Synopsis : Le savant Herbert von Krantz a mis au point un procédé révolutionnaire, l’Annulator, permettant de désamorcer les armes nucléaires. Son invention fait depuis l’objet de convoitise de tous les services secrets et des groupuscules terroristes du monde entier. Le scientifique paranoïaque vit cloîtré dans sa demeure ultra-sécurisée avec sa fille Sylvaine et son assistant Yvan, sur lesquels il exerce une redoutable emprise. Autour d’eux, les espions rôdent et sont prêts à tout pour récupérer les plans de l’Annulator…

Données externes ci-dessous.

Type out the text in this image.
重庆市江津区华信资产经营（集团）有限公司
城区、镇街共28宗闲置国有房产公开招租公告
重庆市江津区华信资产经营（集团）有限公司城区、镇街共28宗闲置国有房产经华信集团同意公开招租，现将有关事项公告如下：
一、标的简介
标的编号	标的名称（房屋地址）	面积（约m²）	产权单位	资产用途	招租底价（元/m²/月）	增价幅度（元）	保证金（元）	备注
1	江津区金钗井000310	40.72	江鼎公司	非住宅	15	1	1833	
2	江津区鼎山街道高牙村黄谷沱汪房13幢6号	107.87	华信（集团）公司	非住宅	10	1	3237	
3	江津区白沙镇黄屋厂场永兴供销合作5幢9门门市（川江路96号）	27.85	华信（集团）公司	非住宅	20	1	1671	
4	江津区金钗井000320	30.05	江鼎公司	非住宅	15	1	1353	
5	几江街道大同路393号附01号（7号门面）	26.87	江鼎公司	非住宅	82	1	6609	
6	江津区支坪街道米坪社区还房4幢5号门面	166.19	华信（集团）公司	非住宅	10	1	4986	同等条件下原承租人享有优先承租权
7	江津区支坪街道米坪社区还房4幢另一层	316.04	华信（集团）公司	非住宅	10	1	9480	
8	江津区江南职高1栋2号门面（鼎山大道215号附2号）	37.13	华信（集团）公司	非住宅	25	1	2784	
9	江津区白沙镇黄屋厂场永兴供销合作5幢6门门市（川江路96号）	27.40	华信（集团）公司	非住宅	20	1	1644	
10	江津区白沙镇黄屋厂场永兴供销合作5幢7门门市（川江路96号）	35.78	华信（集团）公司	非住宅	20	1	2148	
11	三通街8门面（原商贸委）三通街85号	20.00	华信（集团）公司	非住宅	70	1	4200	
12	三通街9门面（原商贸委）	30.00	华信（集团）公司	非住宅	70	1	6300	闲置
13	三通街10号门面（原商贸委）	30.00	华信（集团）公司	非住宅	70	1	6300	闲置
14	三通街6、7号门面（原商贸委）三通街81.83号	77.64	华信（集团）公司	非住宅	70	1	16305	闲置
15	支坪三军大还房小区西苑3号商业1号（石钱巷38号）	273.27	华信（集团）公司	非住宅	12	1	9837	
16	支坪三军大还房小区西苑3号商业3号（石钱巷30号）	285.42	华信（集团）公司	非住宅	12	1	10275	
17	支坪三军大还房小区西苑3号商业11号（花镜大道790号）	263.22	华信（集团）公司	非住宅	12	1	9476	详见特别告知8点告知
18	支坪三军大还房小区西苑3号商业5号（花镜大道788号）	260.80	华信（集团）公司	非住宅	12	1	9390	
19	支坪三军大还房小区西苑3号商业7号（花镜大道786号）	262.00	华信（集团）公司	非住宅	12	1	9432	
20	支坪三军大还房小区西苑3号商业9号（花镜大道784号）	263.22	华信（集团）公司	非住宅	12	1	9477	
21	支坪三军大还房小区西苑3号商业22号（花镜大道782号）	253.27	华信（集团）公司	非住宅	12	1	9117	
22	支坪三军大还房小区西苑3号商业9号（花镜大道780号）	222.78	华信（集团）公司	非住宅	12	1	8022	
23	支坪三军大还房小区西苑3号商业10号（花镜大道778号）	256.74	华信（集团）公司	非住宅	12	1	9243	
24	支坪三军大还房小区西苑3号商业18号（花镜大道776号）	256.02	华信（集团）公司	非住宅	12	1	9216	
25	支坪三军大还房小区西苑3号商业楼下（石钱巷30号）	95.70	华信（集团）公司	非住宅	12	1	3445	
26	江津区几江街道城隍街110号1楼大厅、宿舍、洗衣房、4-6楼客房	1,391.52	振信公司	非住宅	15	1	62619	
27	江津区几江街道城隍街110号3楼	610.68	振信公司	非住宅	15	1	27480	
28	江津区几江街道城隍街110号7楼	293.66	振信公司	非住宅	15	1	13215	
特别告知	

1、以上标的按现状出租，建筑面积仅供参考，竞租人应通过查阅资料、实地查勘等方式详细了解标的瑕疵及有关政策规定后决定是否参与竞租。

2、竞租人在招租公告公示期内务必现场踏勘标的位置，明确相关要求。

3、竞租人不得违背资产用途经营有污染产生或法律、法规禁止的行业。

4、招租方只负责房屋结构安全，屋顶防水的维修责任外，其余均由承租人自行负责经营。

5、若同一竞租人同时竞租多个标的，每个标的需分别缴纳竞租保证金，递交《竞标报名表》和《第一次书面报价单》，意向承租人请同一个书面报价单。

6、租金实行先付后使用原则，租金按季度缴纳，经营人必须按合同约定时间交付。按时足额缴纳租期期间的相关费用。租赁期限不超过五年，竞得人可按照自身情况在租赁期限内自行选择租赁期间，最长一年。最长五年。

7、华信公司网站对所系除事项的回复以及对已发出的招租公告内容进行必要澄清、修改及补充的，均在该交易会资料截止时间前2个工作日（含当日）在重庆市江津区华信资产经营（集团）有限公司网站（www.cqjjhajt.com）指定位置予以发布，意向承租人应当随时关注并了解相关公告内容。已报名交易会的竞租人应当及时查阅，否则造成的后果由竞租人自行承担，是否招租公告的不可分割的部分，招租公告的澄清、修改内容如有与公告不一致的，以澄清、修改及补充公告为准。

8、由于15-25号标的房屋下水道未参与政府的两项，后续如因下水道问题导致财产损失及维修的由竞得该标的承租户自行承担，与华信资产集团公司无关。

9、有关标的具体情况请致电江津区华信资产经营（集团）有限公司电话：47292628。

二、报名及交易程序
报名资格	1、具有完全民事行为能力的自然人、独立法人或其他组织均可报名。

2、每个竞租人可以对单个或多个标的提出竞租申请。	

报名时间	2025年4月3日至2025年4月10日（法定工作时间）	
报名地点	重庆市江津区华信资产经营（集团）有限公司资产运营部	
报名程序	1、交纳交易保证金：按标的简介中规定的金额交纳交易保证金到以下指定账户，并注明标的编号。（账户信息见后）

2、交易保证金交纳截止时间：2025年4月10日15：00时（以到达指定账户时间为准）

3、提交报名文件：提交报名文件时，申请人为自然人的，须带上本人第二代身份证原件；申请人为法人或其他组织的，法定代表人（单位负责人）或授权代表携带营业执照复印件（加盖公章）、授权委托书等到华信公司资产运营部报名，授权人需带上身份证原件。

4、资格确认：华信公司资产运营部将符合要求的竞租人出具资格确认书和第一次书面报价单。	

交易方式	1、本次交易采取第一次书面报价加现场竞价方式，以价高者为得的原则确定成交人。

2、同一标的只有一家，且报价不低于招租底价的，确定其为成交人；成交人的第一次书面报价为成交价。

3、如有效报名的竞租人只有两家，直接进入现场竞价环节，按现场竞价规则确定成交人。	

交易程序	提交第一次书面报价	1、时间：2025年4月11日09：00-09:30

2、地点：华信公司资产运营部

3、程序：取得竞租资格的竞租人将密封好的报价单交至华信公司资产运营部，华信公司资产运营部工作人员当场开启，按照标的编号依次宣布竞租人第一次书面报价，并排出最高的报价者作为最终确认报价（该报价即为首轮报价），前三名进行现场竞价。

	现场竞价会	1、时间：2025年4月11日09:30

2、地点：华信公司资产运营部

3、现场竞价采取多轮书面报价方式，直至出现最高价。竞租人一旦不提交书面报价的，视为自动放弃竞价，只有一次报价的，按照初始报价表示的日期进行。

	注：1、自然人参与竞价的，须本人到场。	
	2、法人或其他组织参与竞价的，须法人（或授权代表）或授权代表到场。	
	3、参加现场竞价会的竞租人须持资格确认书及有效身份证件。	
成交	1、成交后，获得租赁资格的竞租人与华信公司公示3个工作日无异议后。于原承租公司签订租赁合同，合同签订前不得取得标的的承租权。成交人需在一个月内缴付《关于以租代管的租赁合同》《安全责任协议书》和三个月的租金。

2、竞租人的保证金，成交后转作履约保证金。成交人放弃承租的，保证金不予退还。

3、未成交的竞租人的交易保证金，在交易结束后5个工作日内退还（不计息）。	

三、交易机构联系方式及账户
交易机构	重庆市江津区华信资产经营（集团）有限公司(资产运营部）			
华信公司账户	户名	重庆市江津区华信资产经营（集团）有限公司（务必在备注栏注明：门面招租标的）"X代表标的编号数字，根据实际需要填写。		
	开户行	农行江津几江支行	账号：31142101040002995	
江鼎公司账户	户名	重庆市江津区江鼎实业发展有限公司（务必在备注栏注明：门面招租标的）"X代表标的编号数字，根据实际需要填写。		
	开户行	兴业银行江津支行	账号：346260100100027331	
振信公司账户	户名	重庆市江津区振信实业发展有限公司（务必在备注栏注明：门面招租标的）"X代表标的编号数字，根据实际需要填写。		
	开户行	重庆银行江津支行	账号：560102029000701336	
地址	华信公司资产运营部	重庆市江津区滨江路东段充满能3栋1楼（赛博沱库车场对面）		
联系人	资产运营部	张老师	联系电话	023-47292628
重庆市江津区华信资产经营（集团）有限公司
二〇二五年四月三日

Aux origines du cinéma suisse
Critique : Au cours des années 60, le cinéma suisse se résumait à la création de courts métrages documentaires destinés généralement à la télévision naissante. Parmi les créateurs de programmes télévisuels, on trouve notamment le jeune réalisateur Jean-Louis Roy qui aspire pourtant à développer dans son pays un cinéma de fiction qui soit ambitieux et capable de rivaliser avec les autres pays européens. Pour cela, le jeune passionné de cinéma va passer près de trois ans à monter L’inconnu de Shandigor (1967), son tout premier long métrage de fiction qui peut également être considéré comme l’un des premiers films suisses, au même titre que La lune avec les dents (1967) de Michel Soutter.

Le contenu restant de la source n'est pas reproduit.